After American International Pictures scored in the ’60s with several Edgar Allan Poe-derived movies starring Vincent Price, the company pushed its luck by occasionally slapping the Poe brand onto Price movies that weren’t derived from Poe stories. For instance, Cry of the Banshee opens with a poem falsely attributed to Poe, then tells an original story that riffs on the narrative of a previous Price film, Witchfinder General (1968), which AIP dubiously reititled The Conqueror Worm in order to force a Poe reference onto the material. Cry of the Banshee is crammed with so many horror-cinema signifiers that it’s a confusing hodgepodge. Although the film does not include a banshee, it does include corrupt inquisitors, grave robbers, rabid dogs, rapists, Satan worshippers, a werewolf (sort of), torturers, and witches. In the course of cramming all of these elements into 91 minutes, AIP skimped on character development and narrative coherence—Cry of the Banshee is all about lurid scenes featuring curses, the degradation of women, and pagan rituals, with Price’s signature style of aristocratic sadism providing a tenuous through line.
The movie takes place in 16th-century England, where Lord Edward Whitman (Price) is a vicious judge who abuses suspected witches for sport.
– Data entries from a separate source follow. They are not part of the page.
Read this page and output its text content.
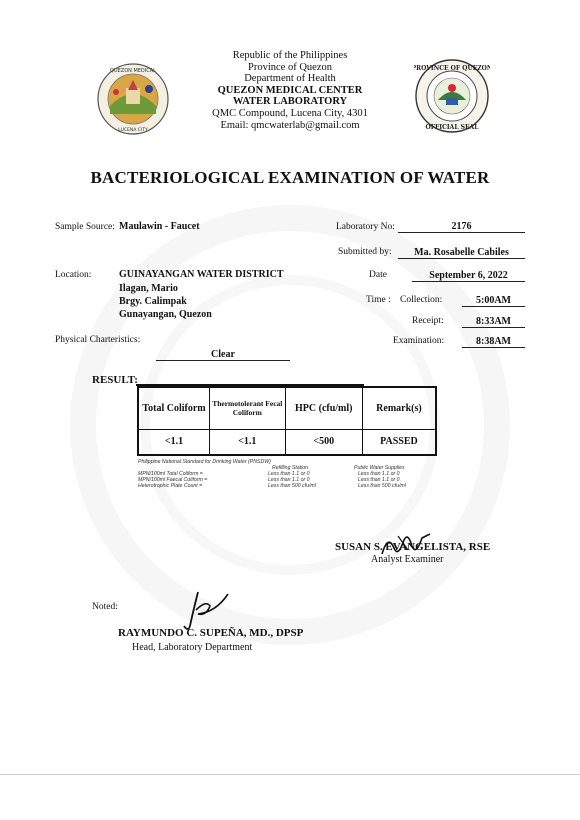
QUEZON MEDICAL
LUCENA CITY
PROVINCE OF QUEZON
OFFICIAL SEAL
Republic of the Philippines
Province of Quezon
Department of Health
QUEZON MEDICAL CENTER
WATER LABORATORY
QMC Compound, Lucena City, 4301
Email: qmcwaterlab@gmail.com
BACTERIOLOGICAL EXAMINATION OF WATER
Sample Source: Maulawin - Faucet
Location:	GUINAYANGAN WATER DISTRICT
Ilagan, Mario
Brgy. Calimpak
Gunayangan, Quezon
Physical Charteristics:
Clear
Laboratory No:	2176
Submitted by:	Ma. Rosabelle Cabiles
Date	September 6, 2022
Time : Collection:	5:00AM
Receipt:	8:33AM
Examination:	8:38AM
RESULT:
Total Coliform	Thermotolerant Fecal Coliform	HPC (cfu/ml)	Remark(s)
<1.1	<1.1	<500	PASSED
Philippine National Standard for Drinking Water (PNSDW)
Refilling Station	Public Water Supplies
MPN/100ml Total Coliform =	Less than 1.1 or 0	Less than 1.1 or 0
MPN/100ml Faecal Coliform =	Less than 1.1 or 0	Less than 1.1 or 0
Heterotrophic Plate Count =	Less than 500 cfu/ml	Less than 500 cfu/ml
SUSAN S. EVANGELISTA, RSE
Analyst Examiner
Noted:
RAYMUNDO C. SUPEÑA, MD., DPSP
Head, Laboratory Department
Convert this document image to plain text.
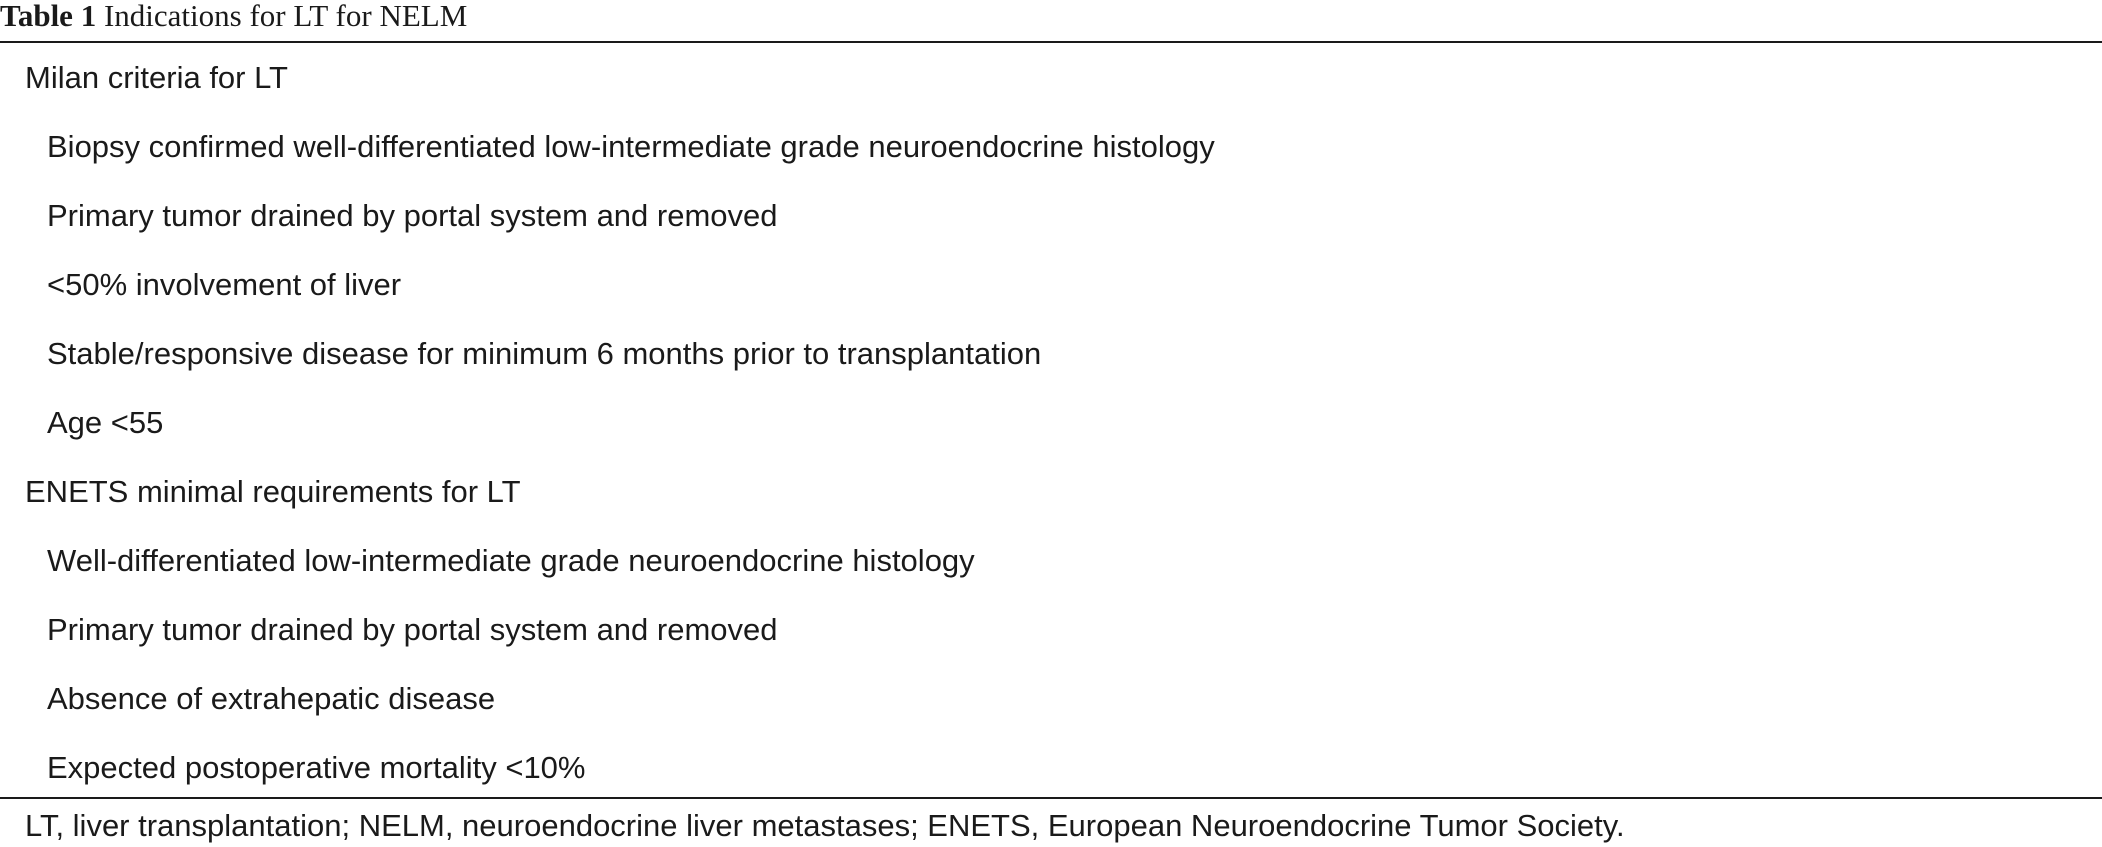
Table 1 Indications for LT for NELM
Milan criteria for LT
Biopsy confirmed well-differentiated low-intermediate grade neuroendocrine histology
Primary tumor drained by portal system and removed
<50% involvement of liver
Stable/responsive disease for minimum 6 months prior to transplantation
Age <55
ENETS minimal requirements for LT
Well-differentiated low-intermediate grade neuroendocrine histology
Primary tumor drained by portal system and removed
Absence of extrahepatic disease
Expected postoperative mortality <10%
LT, liver transplantation; NELM, neuroendocrine liver metastases; ENETS, European Neuroendocrine Tumor Society.
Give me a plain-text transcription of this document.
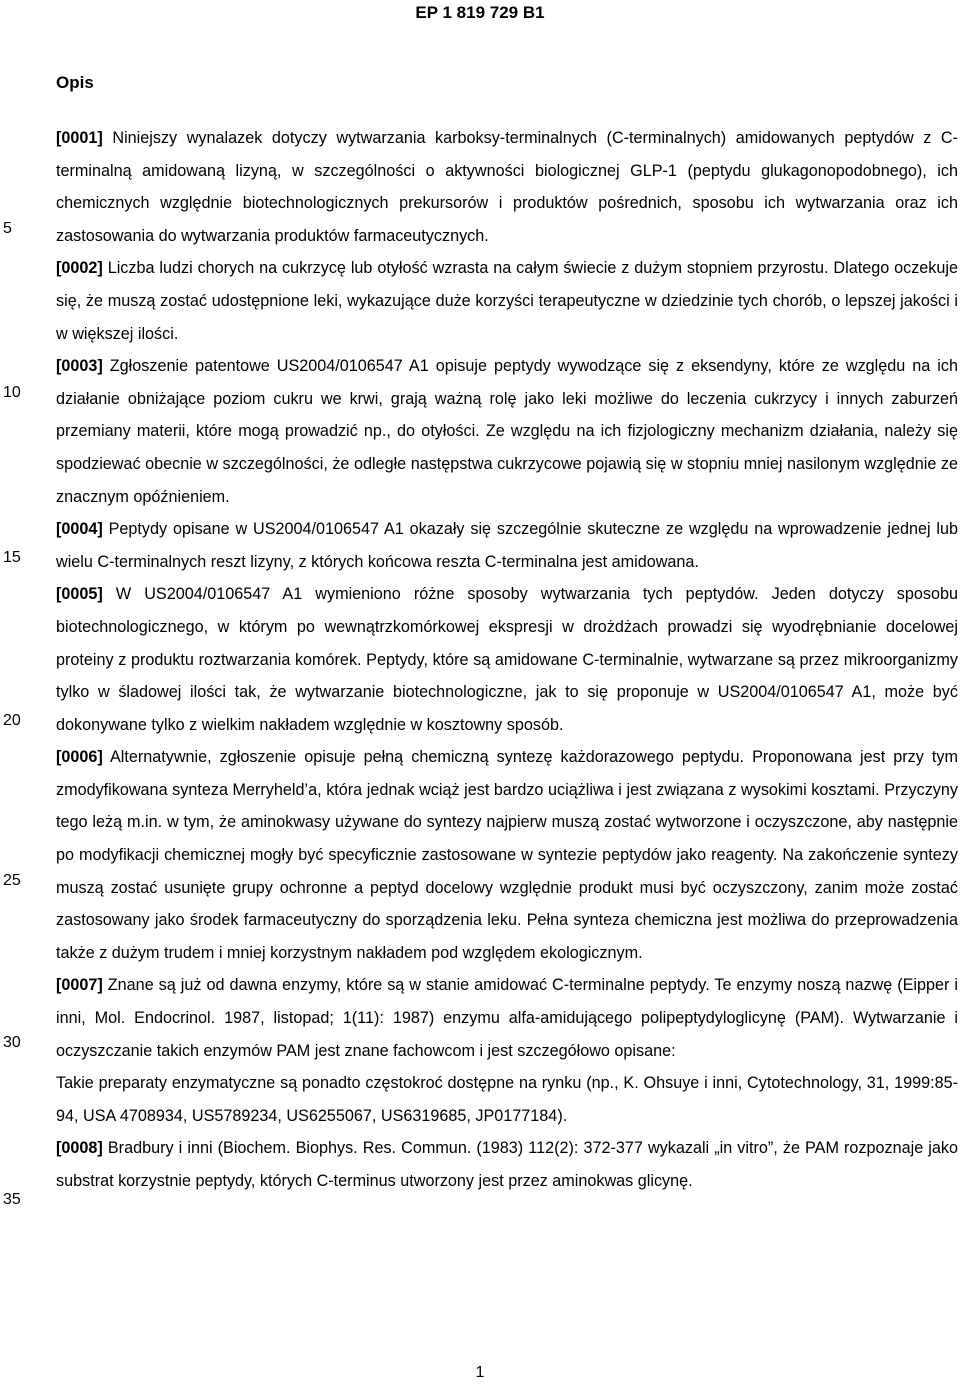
EP 1 819 729 B1
Opis
5
10
15
20
25
30
35

[0001] Niniejszy wynalazek dotyczy wytwarzania karboksy-terminalnych (C-terminalnych) amidowanych peptydów z C-terminalną amidowaną lizyną, w szczególności o aktywności biologicznej GLP-1 (peptydu glukagonopodobnego), ich chemicznych względnie biotechnologicznych prekursorów i produktów pośrednich, sposobu ich wytwarzania oraz ich zastosowania do wytwarzania produktów farmaceutycznych.

[0002] Liczba ludzi chorych na cukrzycę lub otyłość wzrasta na całym świecie z dużym stopniem przyrostu. Dlatego oczekuje się, że muszą zostać udostępnione leki, wykazujące duże korzyści terapeutyczne w dziedzinie tych chorób, o lepszej jakości i w większej ilości.

[0003] Zgłoszenie patentowe US2004/0106547 A1 opisuje peptydy wywodzące się z eksendyny, które ze względu na ich działanie obniżające poziom cukru we krwi, grają ważną rolę jako leki możliwe do leczenia cukrzycy i innych zaburzeń przemiany materii, które mogą prowadzić np., do otyłości. Ze względu na ich fizjologiczny mechanizm działania, należy się spodziewać obecnie w szczególności, że odległe następstwa cukrzycowe pojawią się w stopniu mniej nasilonym względnie ze znacznym opóźnieniem.

[0004] Peptydy opisane w US2004/0106547 A1 okazały się szczególnie skuteczne ze względu na wprowadzenie jednej lub wielu C-terminalnych reszt lizyny, z których końcowa reszta C-terminalna jest amidowana.

[0005] W US2004/0106547 A1 wymieniono różne sposoby wytwarzania tych peptydów. Jeden dotyczy sposobu biotechnologicznego, w którym po wewnątrzkomórkowej ekspresji w drożdżach prowadzi się wyodrębnianie docelowej proteiny z produktu roztwarzania komórek. Peptydy, które są amidowane C-terminalnie, wytwarzane są przez mikroorganizmy tylko w śladowej ilości tak, że wytwarzanie biotechnologiczne, jak to się proponuje w US2004/0106547 A1, może być dokonywane tylko z wielkim nakładem względnie w kosztowny sposób.

[0006] Alternatywnie, zgłoszenie opisuje pełną chemiczną syntezę każdorazowego peptydu. Proponowana jest przy tym zmodyfikowana synteza Merryheld’a, która jednak wciąż jest bardzo uciążliwa i jest związana z wysokimi kosztami. Przyczyny tego leżą m.in. w tym, że aminokwasy używane do syntezy najpierw muszą zostać wytworzone i oczyszczone, aby następnie po modyfikacji chemicznej mogły być specyficznie zastosowane w syntezie peptydów jako reagenty. Na zakończenie syntezy muszą zostać usunięte grupy ochronne a peptyd docelowy względnie produkt musi być oczyszczony, zanim może zostać zastosowany jako środek farmaceutyczny do sporządzenia leku. Pełna synteza chemiczna jest możliwa do przeprowadzenia także z dużym trudem i mniej korzystnym nakładem pod względem ekologicznym.

[0007] Znane są już od dawna enzymy, które są w stanie amidować C-terminalne peptydy. Te enzymy noszą nazwę (Eipper i inni, Mol. Endocrinol. 1987, listopad; 1(11): 1987) enzymu alfa-amidującego polipeptydyloglicynę (PAM). Wytwarzanie i oczyszczanie takich enzymów PAM jest znane fachowcom i jest szczegółowo opisane:

Takie preparaty enzymatyczne są ponadto częstokroć dostępne na rynku (np., K. Ohsuye i inni, Cytotechnology, 31, 1999:85-94, USA 4708934, US5789234, US6255067, US6319685, JP0177184).

[0008] Bradbury i inni (Biochem. Biophys. Res. Commun. (1983) 112(2): 372-377 wykazali „in vitro”, że PAM rozpoznaje jako substrat korzystnie peptydy, których C-terminus utworzony jest przez aminokwas glicynę.

1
After a long and ultimately pointless sequence of Edward overseeing the public whipping of a young woman, the movie introduces its proper plot when Edward causes the murders of two siblings from a coven overseen by a witch named Oona (Elisabeth Bergner). The incensed Oona puts a curse on Edward’s family, so a member of Edward’s household, the mysterious Roderick (Patrick Mower), periodically transforms into some sort of hairy monster and kills Edward’s relatives. Between deaths, Edward leads frantic searches for the identity of the killer and the location of Oona’s secret hideout.
Cry of the Banshee suffers from needlessly obtuse storytelling that can be attributed to aimless scripting and messy editing. The movie’s also quite ugly in its treatment of women, since it seems as if some accused witch and/or innocent serving wench is having her clothes ripped open every 10 minutes. Women are also hung over hot coals, put in stocks, stabbed, violated, and whipped. Nonetheless, Price contributes his usual robust work, the production design is acceptably immersive, and it’s novel to see an animated title sequence created by Terry Gilliam outside of the usual Monty Python context. All in all, Cry of the Banshee is nasty stuff—but that’s probably the point.